Oedema of the inferior extremities comes on after, usually—rarely with—the ascites. If the mechanism of this oedematous swelling be as supposed, the effusion into the areolar tissue necessarily succeeds to the abdominal effusion. The pressure of the fluid in the cavity on the ascending vena cava and iliac veins seems to be the principal factor; but to this must also be added the intestinal gas, which in some instances exerts a powerful force. The ankles have in rather rare cases appeared swollen before the abdomen, but the detection of fluid in the peritoneal cavity when in small quantity is not always easy. Obese women, with much accumulation of fat in the omentum and flatus in the intestines, have swollen feet and legs if erect for some time, the effusion being due to pressure on the vena cava. The legs may become enormously distended. The scrotum and penis in the male, the vulva in the female, the buttocks and the abdominal wall, also become oedematous, sometimes immensely. Walking grows increasingly difficult. Warmth and moisture and the friction of the sensitive surfaces excite vesicular and pustular eruptions where the scrotum and labiæ come in contact with the thighs. Urination may be impeded by the oedema of the prepuce.

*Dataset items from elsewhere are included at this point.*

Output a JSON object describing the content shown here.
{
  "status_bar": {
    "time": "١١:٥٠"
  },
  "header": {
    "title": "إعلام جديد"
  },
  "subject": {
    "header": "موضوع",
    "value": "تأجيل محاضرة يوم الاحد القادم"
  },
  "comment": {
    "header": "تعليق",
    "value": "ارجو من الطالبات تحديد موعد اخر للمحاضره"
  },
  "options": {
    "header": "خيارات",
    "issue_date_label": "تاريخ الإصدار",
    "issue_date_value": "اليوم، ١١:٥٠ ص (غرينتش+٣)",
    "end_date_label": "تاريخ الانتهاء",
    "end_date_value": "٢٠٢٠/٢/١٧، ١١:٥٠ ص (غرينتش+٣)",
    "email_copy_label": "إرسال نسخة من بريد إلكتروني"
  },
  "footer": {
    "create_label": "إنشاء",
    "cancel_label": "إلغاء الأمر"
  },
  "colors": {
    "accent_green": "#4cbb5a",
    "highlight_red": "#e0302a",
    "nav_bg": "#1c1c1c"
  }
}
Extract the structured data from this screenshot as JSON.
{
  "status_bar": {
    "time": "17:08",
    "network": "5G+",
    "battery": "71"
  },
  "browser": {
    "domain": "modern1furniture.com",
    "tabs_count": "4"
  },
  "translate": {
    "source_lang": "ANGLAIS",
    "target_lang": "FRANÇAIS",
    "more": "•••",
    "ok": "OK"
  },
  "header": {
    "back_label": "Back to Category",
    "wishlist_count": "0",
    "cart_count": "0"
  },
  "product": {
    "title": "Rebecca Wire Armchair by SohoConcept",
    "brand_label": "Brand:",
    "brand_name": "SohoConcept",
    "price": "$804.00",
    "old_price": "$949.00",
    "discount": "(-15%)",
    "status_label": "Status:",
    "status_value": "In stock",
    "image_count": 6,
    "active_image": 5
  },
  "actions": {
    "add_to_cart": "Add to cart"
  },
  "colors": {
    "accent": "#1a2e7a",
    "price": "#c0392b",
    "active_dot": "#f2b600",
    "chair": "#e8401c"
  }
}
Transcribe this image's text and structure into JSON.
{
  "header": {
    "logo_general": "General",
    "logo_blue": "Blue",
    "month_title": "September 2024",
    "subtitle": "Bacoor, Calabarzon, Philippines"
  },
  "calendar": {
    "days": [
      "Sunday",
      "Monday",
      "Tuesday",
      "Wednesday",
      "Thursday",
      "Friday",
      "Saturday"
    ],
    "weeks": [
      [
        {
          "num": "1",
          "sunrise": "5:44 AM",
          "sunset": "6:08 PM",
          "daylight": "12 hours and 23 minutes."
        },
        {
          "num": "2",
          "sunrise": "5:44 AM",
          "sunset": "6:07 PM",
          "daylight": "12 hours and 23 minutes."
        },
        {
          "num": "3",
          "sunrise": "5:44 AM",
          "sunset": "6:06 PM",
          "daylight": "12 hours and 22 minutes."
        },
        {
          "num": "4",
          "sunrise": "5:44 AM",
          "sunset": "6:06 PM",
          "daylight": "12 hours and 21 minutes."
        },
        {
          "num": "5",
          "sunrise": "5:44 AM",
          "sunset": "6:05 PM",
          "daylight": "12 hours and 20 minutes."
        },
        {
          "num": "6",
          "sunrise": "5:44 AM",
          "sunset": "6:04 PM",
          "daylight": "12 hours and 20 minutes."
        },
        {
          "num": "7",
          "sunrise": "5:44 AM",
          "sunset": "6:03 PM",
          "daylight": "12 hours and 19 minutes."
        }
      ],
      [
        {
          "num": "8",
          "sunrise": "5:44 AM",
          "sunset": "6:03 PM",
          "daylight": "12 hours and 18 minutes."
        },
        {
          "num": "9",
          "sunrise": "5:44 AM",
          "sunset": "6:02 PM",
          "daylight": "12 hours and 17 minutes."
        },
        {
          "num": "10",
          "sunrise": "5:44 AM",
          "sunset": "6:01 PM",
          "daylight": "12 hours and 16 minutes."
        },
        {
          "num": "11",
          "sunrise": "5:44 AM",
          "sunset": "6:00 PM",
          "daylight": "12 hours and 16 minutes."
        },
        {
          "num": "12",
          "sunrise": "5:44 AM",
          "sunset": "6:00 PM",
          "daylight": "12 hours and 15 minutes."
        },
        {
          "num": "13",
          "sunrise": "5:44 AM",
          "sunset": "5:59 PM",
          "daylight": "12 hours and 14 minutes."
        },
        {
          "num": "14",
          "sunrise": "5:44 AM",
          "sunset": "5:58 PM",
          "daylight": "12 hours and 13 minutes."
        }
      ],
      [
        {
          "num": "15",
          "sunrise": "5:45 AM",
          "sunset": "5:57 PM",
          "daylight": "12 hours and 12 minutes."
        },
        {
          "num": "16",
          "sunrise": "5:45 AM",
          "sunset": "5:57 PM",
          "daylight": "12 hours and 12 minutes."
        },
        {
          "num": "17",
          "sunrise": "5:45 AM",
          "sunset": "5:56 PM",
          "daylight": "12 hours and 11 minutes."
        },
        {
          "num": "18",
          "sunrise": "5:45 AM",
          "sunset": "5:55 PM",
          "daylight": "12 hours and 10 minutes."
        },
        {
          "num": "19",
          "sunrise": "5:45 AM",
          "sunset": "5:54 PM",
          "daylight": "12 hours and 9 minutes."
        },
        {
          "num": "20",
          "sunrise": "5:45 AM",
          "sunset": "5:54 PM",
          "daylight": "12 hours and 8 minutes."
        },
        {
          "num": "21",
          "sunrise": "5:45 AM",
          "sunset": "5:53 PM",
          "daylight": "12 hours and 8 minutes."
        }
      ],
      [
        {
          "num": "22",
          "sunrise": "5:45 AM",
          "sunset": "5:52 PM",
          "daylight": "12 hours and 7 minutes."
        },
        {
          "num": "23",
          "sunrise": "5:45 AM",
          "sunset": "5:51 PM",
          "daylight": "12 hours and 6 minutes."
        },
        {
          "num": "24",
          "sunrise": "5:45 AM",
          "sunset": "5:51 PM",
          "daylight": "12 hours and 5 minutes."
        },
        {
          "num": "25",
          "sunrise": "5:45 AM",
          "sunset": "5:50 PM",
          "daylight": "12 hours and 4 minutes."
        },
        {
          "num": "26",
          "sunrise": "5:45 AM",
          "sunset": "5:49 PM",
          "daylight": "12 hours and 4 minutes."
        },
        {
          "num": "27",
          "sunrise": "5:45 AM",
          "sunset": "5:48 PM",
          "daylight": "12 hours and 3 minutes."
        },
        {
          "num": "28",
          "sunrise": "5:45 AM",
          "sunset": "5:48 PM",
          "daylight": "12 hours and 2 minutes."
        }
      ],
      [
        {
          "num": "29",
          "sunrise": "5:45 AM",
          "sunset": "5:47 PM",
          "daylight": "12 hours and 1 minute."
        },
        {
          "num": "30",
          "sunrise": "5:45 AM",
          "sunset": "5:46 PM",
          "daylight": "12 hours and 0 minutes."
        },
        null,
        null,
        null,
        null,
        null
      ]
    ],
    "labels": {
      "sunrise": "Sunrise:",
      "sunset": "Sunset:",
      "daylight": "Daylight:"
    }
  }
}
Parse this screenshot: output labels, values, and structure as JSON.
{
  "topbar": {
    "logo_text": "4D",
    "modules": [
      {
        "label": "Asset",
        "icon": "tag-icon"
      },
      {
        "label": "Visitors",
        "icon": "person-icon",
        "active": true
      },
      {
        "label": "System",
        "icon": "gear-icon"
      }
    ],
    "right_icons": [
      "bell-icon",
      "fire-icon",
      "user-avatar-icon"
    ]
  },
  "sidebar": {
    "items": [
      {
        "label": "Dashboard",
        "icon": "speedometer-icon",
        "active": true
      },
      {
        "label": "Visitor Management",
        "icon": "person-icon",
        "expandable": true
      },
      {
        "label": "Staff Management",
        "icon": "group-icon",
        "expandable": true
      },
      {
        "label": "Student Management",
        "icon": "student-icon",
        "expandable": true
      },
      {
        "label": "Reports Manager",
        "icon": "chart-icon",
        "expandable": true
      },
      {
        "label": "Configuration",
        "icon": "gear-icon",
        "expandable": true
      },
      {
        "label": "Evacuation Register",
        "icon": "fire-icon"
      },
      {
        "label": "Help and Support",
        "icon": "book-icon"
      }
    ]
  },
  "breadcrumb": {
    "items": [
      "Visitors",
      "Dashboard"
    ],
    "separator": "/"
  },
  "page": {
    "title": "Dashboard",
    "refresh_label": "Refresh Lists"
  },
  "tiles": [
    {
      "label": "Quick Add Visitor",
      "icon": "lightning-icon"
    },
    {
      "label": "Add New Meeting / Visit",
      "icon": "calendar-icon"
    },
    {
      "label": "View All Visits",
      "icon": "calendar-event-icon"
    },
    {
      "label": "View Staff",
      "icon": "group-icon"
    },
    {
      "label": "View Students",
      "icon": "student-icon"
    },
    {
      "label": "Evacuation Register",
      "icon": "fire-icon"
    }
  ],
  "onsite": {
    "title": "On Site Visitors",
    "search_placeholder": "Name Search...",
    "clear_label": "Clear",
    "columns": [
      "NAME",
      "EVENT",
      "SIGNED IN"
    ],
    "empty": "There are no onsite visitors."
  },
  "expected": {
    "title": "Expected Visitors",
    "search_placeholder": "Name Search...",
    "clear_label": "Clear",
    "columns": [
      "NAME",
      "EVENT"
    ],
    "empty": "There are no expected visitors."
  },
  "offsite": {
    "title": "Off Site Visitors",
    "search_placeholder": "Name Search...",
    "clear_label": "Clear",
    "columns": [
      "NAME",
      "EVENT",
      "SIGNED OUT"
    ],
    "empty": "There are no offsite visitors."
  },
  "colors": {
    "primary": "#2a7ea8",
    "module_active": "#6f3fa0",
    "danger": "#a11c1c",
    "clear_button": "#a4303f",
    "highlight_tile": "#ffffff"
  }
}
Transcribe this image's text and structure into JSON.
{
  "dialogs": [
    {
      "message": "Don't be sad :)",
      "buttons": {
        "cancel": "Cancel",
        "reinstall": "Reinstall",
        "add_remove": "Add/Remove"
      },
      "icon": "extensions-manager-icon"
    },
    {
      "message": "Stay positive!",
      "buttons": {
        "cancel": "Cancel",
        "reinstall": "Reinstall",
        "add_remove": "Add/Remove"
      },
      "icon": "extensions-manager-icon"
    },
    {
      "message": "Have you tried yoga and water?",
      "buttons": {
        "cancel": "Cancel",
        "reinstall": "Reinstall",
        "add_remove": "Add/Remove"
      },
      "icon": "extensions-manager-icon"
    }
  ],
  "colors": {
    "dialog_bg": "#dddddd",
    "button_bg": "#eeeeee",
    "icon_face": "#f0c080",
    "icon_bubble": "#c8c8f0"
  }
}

An attempt at compensation for these evils growing out of the obstruction in the portal system is made by the natural powers. Anastomoses of veins through minute branches are made use of to convey the blood of the obstructed portal circulation into the general venous system, and to this end become greatly enlarged. The interlobular veins being obliterated by the contracting connective tissue, the pressure in the branches and trunk of the portal vein is much increased. Hence an outlet is sought for in the veins which communicate between the portal and the ascending vena cava. One of the most important of these is a vein in the round ligament, at one time supposed to be the closed umbilical vein, but proved by Sappey to be an accessory portal vein. Bamberger,73 however, has found the umbilical vein pervious, and since, Hoffmann74 has demonstrated the same fact. It is probable, indeed, that Sappey's observation is correct for some cases. In either event, the veins of the abdominal wall about the umbilicus communicating with the epigastric become enormously distended, and in some advanced cases of cirrhosis form a circle known as the caput Medusæ. Further communication between the portal and the veins of the diaphragm takes place by means of the veins in the coronary and suspensory ligaments. In some instances a new route is established between the veins of the diaphragm and the portal by means of new vessels formed in the organized connective tissue resulting from perihepatitis. Still another channel of communication exists between the inferior oesophageal veins, the azygos, and the coronary, and finally between the inferior hemorrhoidal and the hypogastric. The more completely can communication be established between these anastomosing veins the less severe the results of portal obstruction.
73 Krankheiten des Chylopoiet. Syst., loc. cit.